Code

Emulating Ecological Memory with Recurrent Neural Networks

Code on github

With Basil Kraft and Sujan Koirala, we developped an deep learning emulator to provide an insight into the relevance of memory effects in the Earth system and presents an experimental case study to use an Recurrent Neural Network (RNN) model to emulate a physical model. We demonstrate that an RNN is largely capable of learning the memory effects encoded in a physical model. A non-temporal fully connected model cannot reproduce such memory effects, especially during anomalous conditions (e.g. climate extremes).

If using this code, please cite: Emulating Ecological Memory with Recurrent Neural Networks B. Kraft, S. Besnard, S. Koirala Deep Learning for the Earth Sciences: A Comprehensive Approach to Remote Sensing, Climate Science and Geosciences, Nov. 2019.

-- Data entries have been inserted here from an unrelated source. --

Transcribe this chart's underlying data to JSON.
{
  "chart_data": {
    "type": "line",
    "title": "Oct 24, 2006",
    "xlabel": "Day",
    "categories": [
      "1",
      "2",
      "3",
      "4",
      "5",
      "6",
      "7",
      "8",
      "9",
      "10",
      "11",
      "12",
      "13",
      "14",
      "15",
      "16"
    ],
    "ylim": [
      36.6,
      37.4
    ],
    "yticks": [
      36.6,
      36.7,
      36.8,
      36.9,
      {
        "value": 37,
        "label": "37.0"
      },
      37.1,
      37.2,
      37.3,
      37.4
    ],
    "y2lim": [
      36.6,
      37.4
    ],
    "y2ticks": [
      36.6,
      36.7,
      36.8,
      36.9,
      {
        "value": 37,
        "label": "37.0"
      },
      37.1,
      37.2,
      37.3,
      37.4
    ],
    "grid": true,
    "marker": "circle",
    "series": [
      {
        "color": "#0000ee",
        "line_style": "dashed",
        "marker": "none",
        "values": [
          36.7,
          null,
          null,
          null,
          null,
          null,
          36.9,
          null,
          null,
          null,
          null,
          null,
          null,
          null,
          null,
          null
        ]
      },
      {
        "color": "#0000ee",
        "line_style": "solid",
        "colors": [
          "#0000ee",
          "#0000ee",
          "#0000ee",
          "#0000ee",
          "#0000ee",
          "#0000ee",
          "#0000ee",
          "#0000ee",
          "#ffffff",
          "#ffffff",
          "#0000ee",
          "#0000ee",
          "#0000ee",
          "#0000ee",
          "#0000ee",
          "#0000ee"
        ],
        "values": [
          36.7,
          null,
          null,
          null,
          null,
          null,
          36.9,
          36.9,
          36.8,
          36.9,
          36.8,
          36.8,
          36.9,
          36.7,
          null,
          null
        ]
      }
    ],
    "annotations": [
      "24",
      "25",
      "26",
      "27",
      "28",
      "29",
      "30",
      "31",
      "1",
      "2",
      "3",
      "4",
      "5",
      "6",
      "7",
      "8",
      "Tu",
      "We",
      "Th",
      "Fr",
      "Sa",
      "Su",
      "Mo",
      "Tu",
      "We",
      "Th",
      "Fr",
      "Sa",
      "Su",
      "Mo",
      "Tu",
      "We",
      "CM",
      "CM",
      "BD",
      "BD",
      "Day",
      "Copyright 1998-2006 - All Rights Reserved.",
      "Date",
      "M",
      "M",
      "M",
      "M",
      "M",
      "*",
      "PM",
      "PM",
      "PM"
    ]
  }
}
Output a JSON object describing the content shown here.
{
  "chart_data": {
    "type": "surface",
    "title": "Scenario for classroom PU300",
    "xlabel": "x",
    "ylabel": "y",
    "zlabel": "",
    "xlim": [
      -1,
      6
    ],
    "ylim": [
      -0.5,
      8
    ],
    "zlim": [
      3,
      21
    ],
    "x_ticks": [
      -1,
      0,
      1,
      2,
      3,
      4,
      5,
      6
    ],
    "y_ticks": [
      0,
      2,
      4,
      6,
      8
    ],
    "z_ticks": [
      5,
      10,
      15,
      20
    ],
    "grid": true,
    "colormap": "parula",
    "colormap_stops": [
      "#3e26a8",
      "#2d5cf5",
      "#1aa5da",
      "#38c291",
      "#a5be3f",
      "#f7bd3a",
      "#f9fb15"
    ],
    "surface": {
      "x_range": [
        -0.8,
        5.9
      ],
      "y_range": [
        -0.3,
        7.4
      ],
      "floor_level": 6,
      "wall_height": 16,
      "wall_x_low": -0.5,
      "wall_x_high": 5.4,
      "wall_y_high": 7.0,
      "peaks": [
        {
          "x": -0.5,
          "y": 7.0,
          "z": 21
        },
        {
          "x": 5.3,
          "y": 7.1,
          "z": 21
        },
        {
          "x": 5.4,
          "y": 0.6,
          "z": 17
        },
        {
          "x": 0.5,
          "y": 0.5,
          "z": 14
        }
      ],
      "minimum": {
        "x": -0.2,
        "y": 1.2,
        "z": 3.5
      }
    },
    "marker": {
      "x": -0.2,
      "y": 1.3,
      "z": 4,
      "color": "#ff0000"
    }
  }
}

@incollection{Kraft2021emulating,
    title = {Emulating Ecological Memory with Recurrent Neural Networks},
    booktitle = {Deep Learning for the Earth Sciences: A Comprehensive Approach to Remote Sensing, Climate Science and Geosciences},
    author = {Kraft, Basil and Besnard, Simon and Koirala, Sujan},
    editor = {Camps-Valls, Gustau and Tuia, Devis and Zhu, Xiao Xiang and Reichstein, Markus},
    edition = {1st edition},
    publisher = ,
    isbn = {978-1-119-64614-3},
    Year = {2021}
}

ageUpscaling: a Python package for model training and upscaling forest age product

ageUpscaling code on GitLab. I will make it public soon!

The ageUpscaling toolbox implements different Python modules to train machine learning models and perform the upscaling of pre-trained models.

It allows to generate global forest age map. It can be easily adapted to new datasets and new set of models can be plugged-in.

gediwavedl: a Python package for processing and upscaling GEDI L1B waveforms

gediwavedl code on GitLab. I will make it public soon!

The gediwavedl toolbox implements different Python modules to download and process GEDI products. It also allows users to acquire satellite imagery from the microsoft planetary for any GEDI shots.